I cant take that shot because i want my penis to stay hard.
P.S. theres no milk for breakfast, but theres plenty of beer or red wine. you decide.
And then like 10 minutes later they were taking a bath together. HOW DOES HE DO IT.
There should be a blender full of rum, tea, and grape jelly in the freezer. She thought it was a good idea until she blew chunks.
Restaurants Roasting People Who Gave Them Negative Yelp Reviews (25 Pics)
Nothing kills the mood when I am hooking up on the dance floor like the DJ saying Happy Valentines.
We have sex, then we talk about foreign policy. Its a win-win.
Skip school. Seven hour blow job Plus Disney movies. Day of champions
Welcome to the south, dude. Gives the phrase "I wish you a dry ass" a new perspective.

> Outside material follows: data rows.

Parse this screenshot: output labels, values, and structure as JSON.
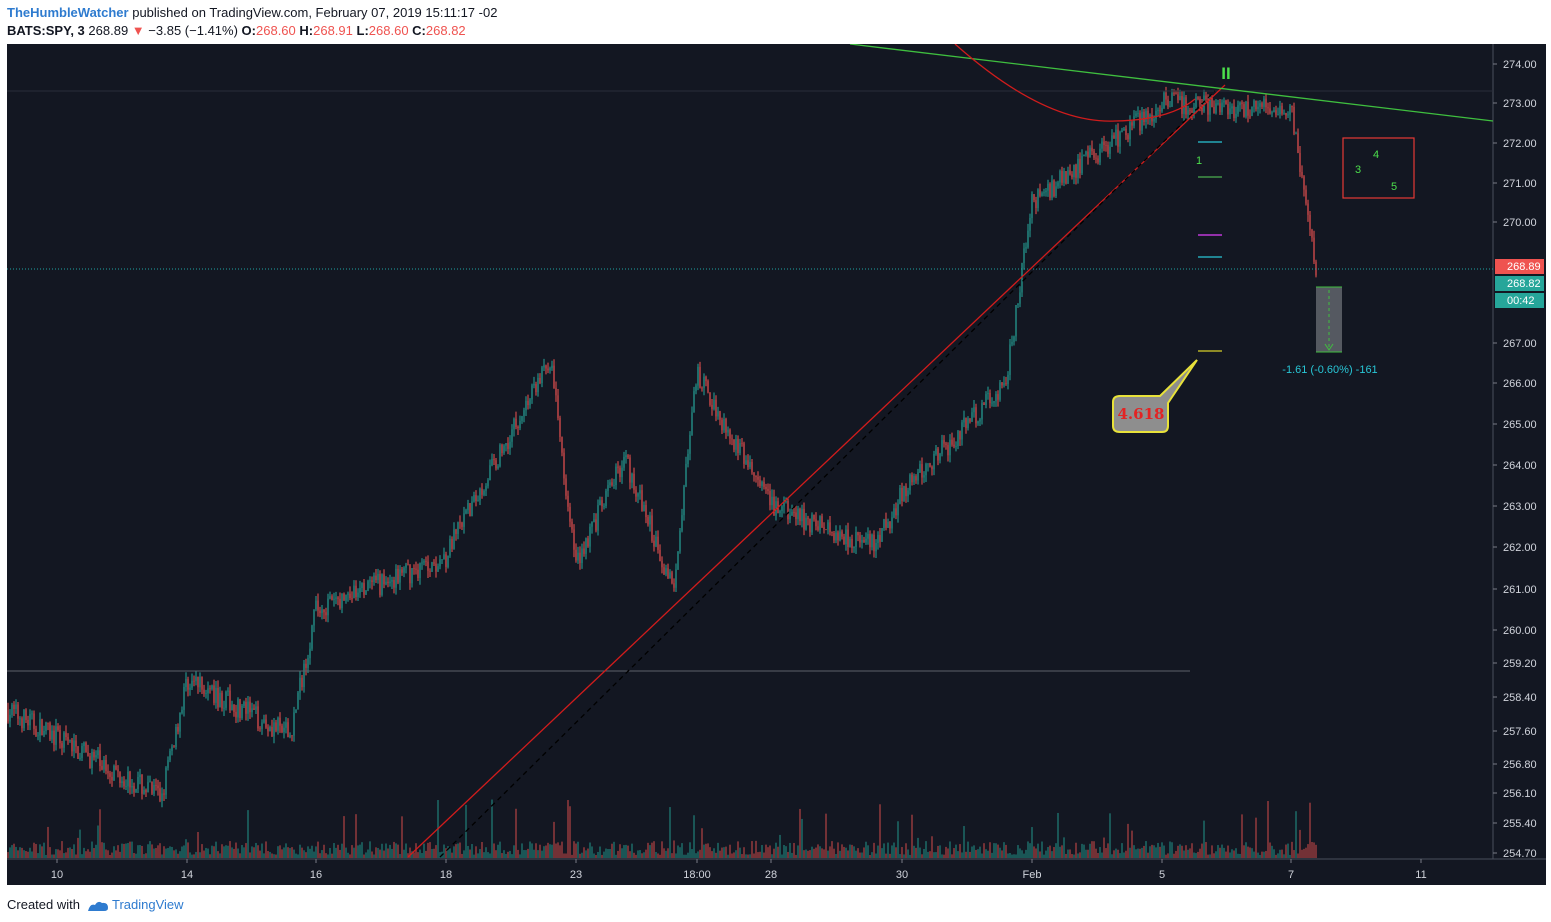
{
  "header": {
    "author": "TheHumbleWatcher",
    "published": "published on TradingView.com, February 07, 2019 15:11:17 -02",
    "symbol": "BATS:SPY, 3",
    "last": "268.89",
    "change": "−3.85 (−1.41%)",
    "o_label": "O:",
    "o_value": "268.60",
    "h_label": "H:",
    "h_value": "268.91",
    "l_label": "L:",
    "l_value": "268.60",
    "c_label": "C:",
    "c_value": "268.82"
  },
  "footer": {
    "created_with": "Created with",
    "brand": "TradingView"
  },
  "colors": {
    "background": "#131722",
    "up": "#26a69a",
    "down": "#ef5350",
    "trend_red": "#d01c1c",
    "trend_green": "#3fbf3f",
    "fib_yellow": "#d6d02a",
    "label_cyan": "#28c6d6"
  },
  "chart_data": {
    "type": "candlestick",
    "ylim": [
      254.7,
      274.4
    ],
    "y_ticks": [
      "274.00",
      "273.00",
      "272.00",
      "271.00",
      "270.00",
      "267.00",
      "266.00",
      "265.00",
      "264.00",
      "263.00",
      "262.00",
      "261.00",
      "260.00",
      "259.20",
      "258.40",
      "257.60",
      "256.80",
      "256.10",
      "255.40",
      "254.70"
    ],
    "x_ticks": [
      "10",
      "14",
      "16",
      "18",
      "23",
      "18:00",
      "28",
      "30",
      "Feb",
      "5",
      "7",
      "11"
    ],
    "price_path": [
      {
        "pos": "10",
        "price": 258.1
      },
      {
        "pos": "10",
        "price": 256.0
      },
      {
        "pos": "14",
        "price": 258.8
      },
      {
        "pos": "14",
        "price": 257.5
      },
      {
        "pos": "16",
        "price": 260.5
      },
      {
        "pos": "16",
        "price": 261.5
      },
      {
        "pos": "18",
        "price": 261.8
      },
      {
        "pos": "18",
        "price": 266.6
      },
      {
        "pos": "23",
        "price": 261.6
      },
      {
        "pos": "23",
        "price": 264.2
      },
      {
        "pos": "23",
        "price": 261.0
      },
      {
        "pos": "18:00",
        "price": 266.2
      },
      {
        "pos": "28",
        "price": 263.0
      },
      {
        "pos": "28",
        "price": 262.0
      },
      {
        "pos": "30",
        "price": 263.3
      },
      {
        "pos": "30",
        "price": 266.0
      },
      {
        "pos": "Feb",
        "price": 270.5
      },
      {
        "pos": "5",
        "price": 273.0
      },
      {
        "pos": "7",
        "price": 272.8
      },
      {
        "pos": "7",
        "price": 268.8
      }
    ],
    "last_price_labels": [
      "268.89",
      "268.82",
      "00:42"
    ],
    "annotations": {
      "fib_label": "4.618",
      "measure_label": "-1.61 (-0.60%) -161",
      "wave_1": "1",
      "wave_3": "3",
      "wave_4": "4",
      "wave_5": "5",
      "wave_top": "II"
    }
  }
}
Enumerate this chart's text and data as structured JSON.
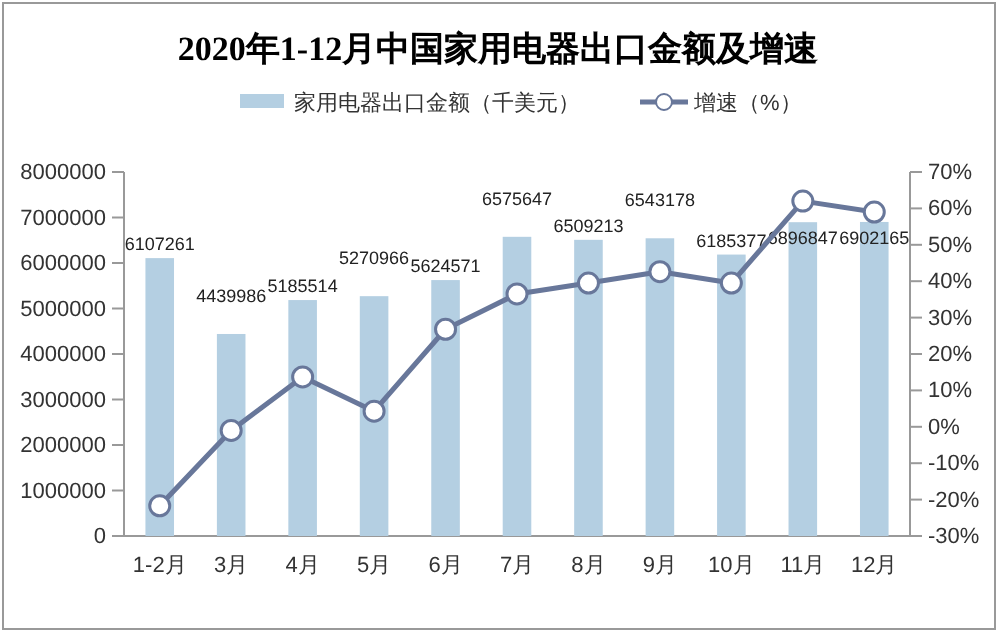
{
  "chart_data": {
    "type": "bar",
    "title": "2020年1-12月中国家用电器出口金额及增速",
    "categories": [
      "1-2月",
      "3月",
      "4月",
      "5月",
      "6月",
      "7月",
      "8月",
      "9月",
      "10月",
      "11月",
      "12月"
    ],
    "series": [
      {
        "name": "家用电器出口金额（千美元）",
        "color": "#b4cfe2",
        "values": [
          6107261,
          4439986,
          5185514,
          5270966,
          5624571,
          6575647,
          6509213,
          6543178,
          6185377,
          6896847,
          6902165
        ],
        "value_labels": [
          "6107261",
          "4439986",
          "5185514",
          "5270966",
          "5624571",
          "6575647",
          "6509213",
          "6543178",
          "6185377",
          "6896847",
          "6902165"
        ]
      },
      {
        "name": "增速（%）",
        "type": "line",
        "axis": "y2",
        "color": "#68779a",
        "marker": "circle",
        "values": [
          -21.7,
          -1,
          13.7,
          4.3,
          26.8,
          36.5,
          39.5,
          42.6,
          39.5,
          62,
          59
        ]
      }
    ],
    "ylim": [
      0,
      8000000
    ],
    "yticks": [
      0,
      1000000,
      2000000,
      3000000,
      4000000,
      5000000,
      6000000,
      7000000,
      8000000
    ],
    "y2lim": [
      -30,
      70
    ],
    "y2ticks": [
      {
        "value": -30,
        "label": "-30%"
      },
      {
        "value": -20,
        "label": "-20%"
      },
      {
        "value": -10,
        "label": "-10%"
      },
      {
        "value": 0,
        "label": "0%"
      },
      {
        "value": 10,
        "label": "10%"
      },
      {
        "value": 20,
        "label": "20%"
      },
      {
        "value": 30,
        "label": "30%"
      },
      {
        "value": 40,
        "label": "40%"
      },
      {
        "value": 50,
        "label": "50%"
      },
      {
        "value": 60,
        "label": "60%"
      },
      {
        "value": 70,
        "label": "70%"
      }
    ],
    "legend": "top",
    "grid": false
  }
}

If you've ever wanted to get filthy in a Catholic church before 2 on a Wednesday, I might be your guy.
Woman Posts Harassing DMs From Creep Online, Now He’s Upset Because People Told His Mom
My dad found me naked curled up under a towel on the couch with a fucking tub of butter and a spoon. Ambien Mondays are dead
He's passed out. He nodded his head when I asked if he's alive though...so there's that
I COULD BREAK CONCRETE WITH MY FOOTBALL ERECTION.
He has started theming his dick pics. I have one he sent his duck has a sombrero on. Another a Barbie is riding it.
This is like a walk of shame down memory lane.
Just waxed 95% of the hair off my vag. If he doesn't enjoy this tonight, you will, whether you like it or not.